HESAP GÜNÜ
(Judgment Day)
Ekin Tunçay Turan © İletişim : ONK AJANS
Tel : 0 212 241 77 00
Faks : 0 212 241 77 31
www.onkajans.com
e-posta : info@onkagency.com
Oyunun Türkçe Adı : HESAP GÜNÜ
Oyunun Özgün Adı : JUDGMENT DAY
Yazarın Adı : Ödön Von HORVÁTH
Almancadan İngilizceye Çeviri : Christopher HAMPTON
Çevirmenin Adı : Ekin TUNÇAY TURAN
Seyirci Türü : Yetişkin
Oyunun Türü : Dram / 1 Perde (Dekor : Değişken)
Oyuncu Adedi : 13 (Erkek : 9 / Kadın : 4)
(Figürasyon : 6)
Çeviri Tarihi : 2011
ÖNEMLİ UYARI ! Bu oyunun yazar ve çevirmenine ait tüm telif hakları, ONK AJANS tarafından korunmaktadır. Her ne amaçla olursa olsun, sahnelenmeden önce mutlaka ONK AJANS’tan
izin alınması gerekmektedir ! Profesyonel ve amatör tiyatro grupları başta olmak üzere, üniversiteler, çeşitli eğitim kurumları, dernekler, şahıslar, belediyelere ya da vakıflara vb. ait ilgili tüm gruplar buna dâhildir !
KONU
Küçük bir kasabanın sevilen istasyon şefi Thomas Hudetz, kendinden on üç yaş büyük bir kadınla evlidir.

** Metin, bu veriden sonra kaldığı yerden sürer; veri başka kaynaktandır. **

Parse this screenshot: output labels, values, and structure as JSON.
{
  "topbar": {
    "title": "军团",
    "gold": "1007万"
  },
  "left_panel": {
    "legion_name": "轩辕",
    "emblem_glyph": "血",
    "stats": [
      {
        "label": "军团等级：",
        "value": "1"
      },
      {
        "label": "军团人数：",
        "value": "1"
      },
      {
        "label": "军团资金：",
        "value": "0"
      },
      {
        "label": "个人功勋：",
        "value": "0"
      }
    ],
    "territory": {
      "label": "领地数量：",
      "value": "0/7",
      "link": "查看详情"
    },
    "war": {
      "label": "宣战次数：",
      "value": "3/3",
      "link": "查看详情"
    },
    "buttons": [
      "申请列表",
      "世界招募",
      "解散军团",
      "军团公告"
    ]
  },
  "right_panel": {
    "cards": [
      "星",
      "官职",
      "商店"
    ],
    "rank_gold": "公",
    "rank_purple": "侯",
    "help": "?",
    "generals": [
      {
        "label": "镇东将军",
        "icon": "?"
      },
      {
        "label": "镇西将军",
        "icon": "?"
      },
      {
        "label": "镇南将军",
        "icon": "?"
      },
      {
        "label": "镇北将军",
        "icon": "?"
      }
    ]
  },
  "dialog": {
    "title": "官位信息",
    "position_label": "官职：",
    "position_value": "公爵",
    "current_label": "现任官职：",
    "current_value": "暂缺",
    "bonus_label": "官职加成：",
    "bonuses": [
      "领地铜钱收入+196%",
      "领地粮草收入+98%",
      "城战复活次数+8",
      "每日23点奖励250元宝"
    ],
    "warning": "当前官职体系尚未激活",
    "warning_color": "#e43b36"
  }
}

Bir gün görev başında, han sahibinin başkasıyla nişanlı olan kızı Anna ile sohbet ederken, Anna birden,
– Thomas’ın karısının onları perde arkasından izlediğini bile bile – özellikle, Thomas’ı öper. Kısa bir an için
Thomas’ın dikkati dağılır ve gelip geçen ekspres tren için zamanında sinyal vermeyi unutur. Sonrasında da
iki tren çarpışır, on sekiz kişi ölür. İstasyon şefinin hapse girmemesi için bir tanığa ihtiyacı vardır. Anna
kendini suçlu hissettiği için yalancı tanıklık yapar, sinyalin doğru zamanda verildiğini söyler. Ancak her şeyi
görmüş olan ve kasaba halkı tarafından da pek sevilmeyen Thomas’ın karısı, gerek Anna’nın yaklaşımına,
gerekse insanların kendisine gösterdiği kaba tavırlara dayanamaz ve savcıya kocasının suçlu olduğunu
söyler. Thomas hapse girer... Dört ay sonra bir şekilde suçsuz olduğu düşüncesiyle serbest bırakılır,
kasabaya döner ve bir kahraman gibi karşılanır. Ama Anna vicdan azabı çekmektedir. Thomas ise “Her
zaman görevini yerine getiren, emirlere uyan bir adam” olarak masum olduğunu iddia etmektedir. Anna bir
yolunu bulup Thomas’a, onunla gizlice buluşup, konuşmak istediğini söyler. Buluşurlar... Sonrasında da Anna
ortadan kaybolur. Vicdan azabına dayanamayarak intihar etmiş olabileceği düşünülürken, bir süre sonra
cesedi bulunur ve öldürülmüş olduğu anlaşılır. Çıkan dedikodular ve Thomas’ın garip davranışları sonucu
olayların seyri değişir. Artık hedefte bir zamanlar çok sevilen Thomas Hudetz vardır... Vicdanıyla aklı
arasında sıkışan Thomas, acaba ne yapacaktır ? “Hesap Günü” yaklaşırken yaptıklarıyla
yaşayabilecek midir ? Yargı önüne mi çıkacaktır, yoksa ilâhî adalete mi sığınacaktır ?
DEĞERLENDİRME
Yazarın, Nazi Almanyası’na önemli bir gönderme yaptığı oyun ; temelde vicdan sorgulaması üzerine kurulu
özgün, güçlü ve sürükleyici yapısıyla, vicdan – akıl, suçlu – suçsuz, iyi – kötü, haklı – haksız, görev, sorumluluk,
ikiyüzlülük, masumiyet vb. kavramların anlamı üzerine bizleri düşündürürken, aynı zamanda da insanî olanla
olmayanı çarpıcı bir hikâye ile gözler önüne seriyor…
DÜŞÜNCE
Acaba biz de bir gün ; tıpkı, “Her zaman görevlerini yerine getiren ve sadece emirlere uyduklarını iddia
eden (!)” Nazi Almanyası’nın acımasız, faşist subayları gibi, talihsiz Hudetz’in yaşadığı türden ya da
benzeri bir durumla karşılaşırsak, vicdanımızı bastırmaya çalışıp, kendimizi ve çevremizi masum olduğumuza
ikna etmeye çabalar mıyız ? Yoksa gerçekle yüzleşebilir miyiz ?
Birçok açıdan bakıldığında ; insanî değerleri ön plâna çıkaran, dramatik yapısı sağlam, sürükleyici ve
güncel yanıyla da toplumda karşılığı olan başarılı bir dram.